September 13, 2021
This summer I had the opportunity to work as an intern with East Coast Environmental Law. I applied for the position because I have a background in science, an interest in species protection, and an overall fondness for research. These interests and skills were developed, in part, while I completed an undergraduate degree in Science with an Honours in Biology prior to entering law school at the University of New Brunswick. Reflecting on my time as a summer student, I realize what a phenomenal opportunity I had, working on meaningful projects that effect everyday people throughout the Atlantic provinces. I entered law school because of a desire to help, and this summer I had the privilege of working with an organization that does just that, so I am very grateful.
My favourite part of the summer was conducting research on small modular nuclear reactors ("SMRs") and how they are, or are not, assessed through environmental impact assessment processes in New Brunswick (they do not necessarily trigger federal impact assessments). SMRs are small (less than 300 megawatt) nuclear reactors that produce energy without emitting carbon. Despite this, SMRs are not a form of clean energy because they leave behind radioactive waste and use massive amounts of water. There are plans in New Brunswick to build SMRs as part of an exciting nuclear project at Point Lepreau, Saint John, and this makes nuclear energy a contentious issue in the province.
East Coast Environmental Law is hosting a public information workshop in the autumn, to educate New Brunswickers on provincial and federal environmental impact assessment processes that apply to proposed projects in the province. The objective of the workshop is to enable the public to better understand environmental impact assessment so that they can engage in upcoming project assessments, such as for SMRs.
I also worked on another interesting project that focused on open-net pen aquaculture in Nova Scotia. Open-net pen aquaculture is when there is free exchange between farmed fish and the surrounding natural environment. This is contrasted with closed containment aquaculture, where farmed fish are separated from the natural environment.

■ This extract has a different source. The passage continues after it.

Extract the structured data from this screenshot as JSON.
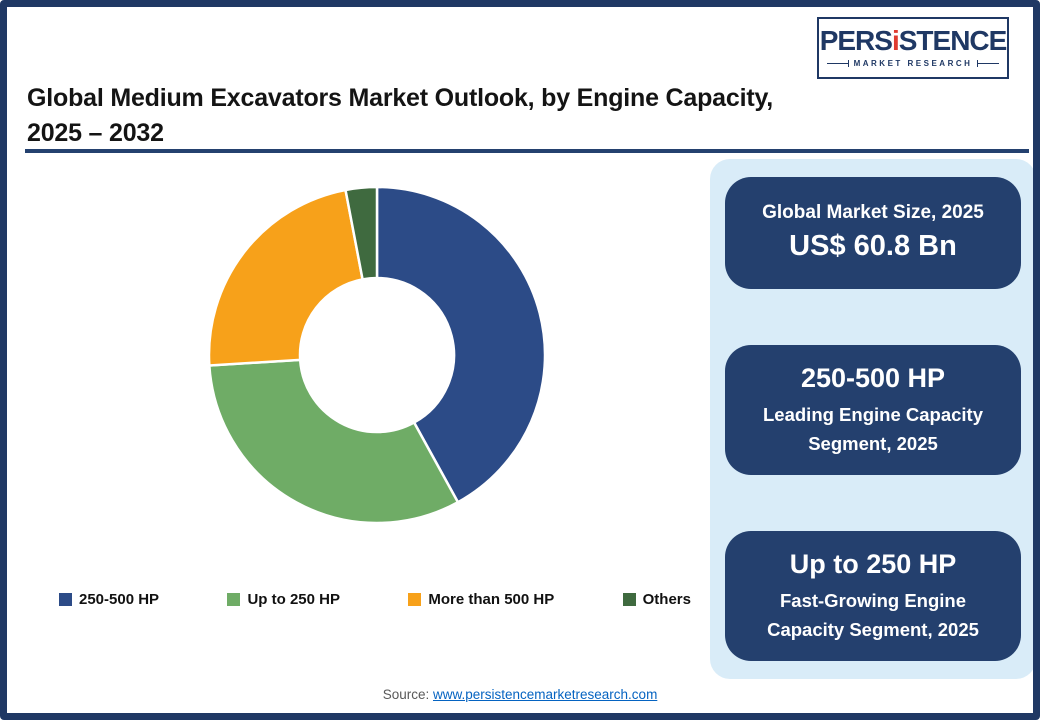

The federal government has exclusive jurisdiction over aquaculture in British Columbia by virtue of its jurisdiction over fisheries, following the Morton decision in 2009, and has implemented a plan to transition from open-net pen aquaculture to closed containment aquaculture in the province. This is because closed containment aquaculture poses fewer environmental risks due to the separation between farmed fish and the natural environment. Currently, the Government of Nova Scotia has asserted jurisdiction over aquaculture in Nova Scotia, and there is no plan to transition to closed containment aquaculture. One of my tasks this summer was to produce materials for the public that explained this complex interjurisdictional issue. This was challenging, but, with support, it was a great learning experience.
I am so grateful to have worked with East Coast Environmental Law this summer. I worked on exciting projects, received feedback from talented and devoted environmental lawyers, and had the opportunity to grow as a student and future lawyer. I will certainly integrate the skills and knowledge that I learned this summer into the projects I tackle next.
Erin's work with us was funded by the Canada Summer Jobs program.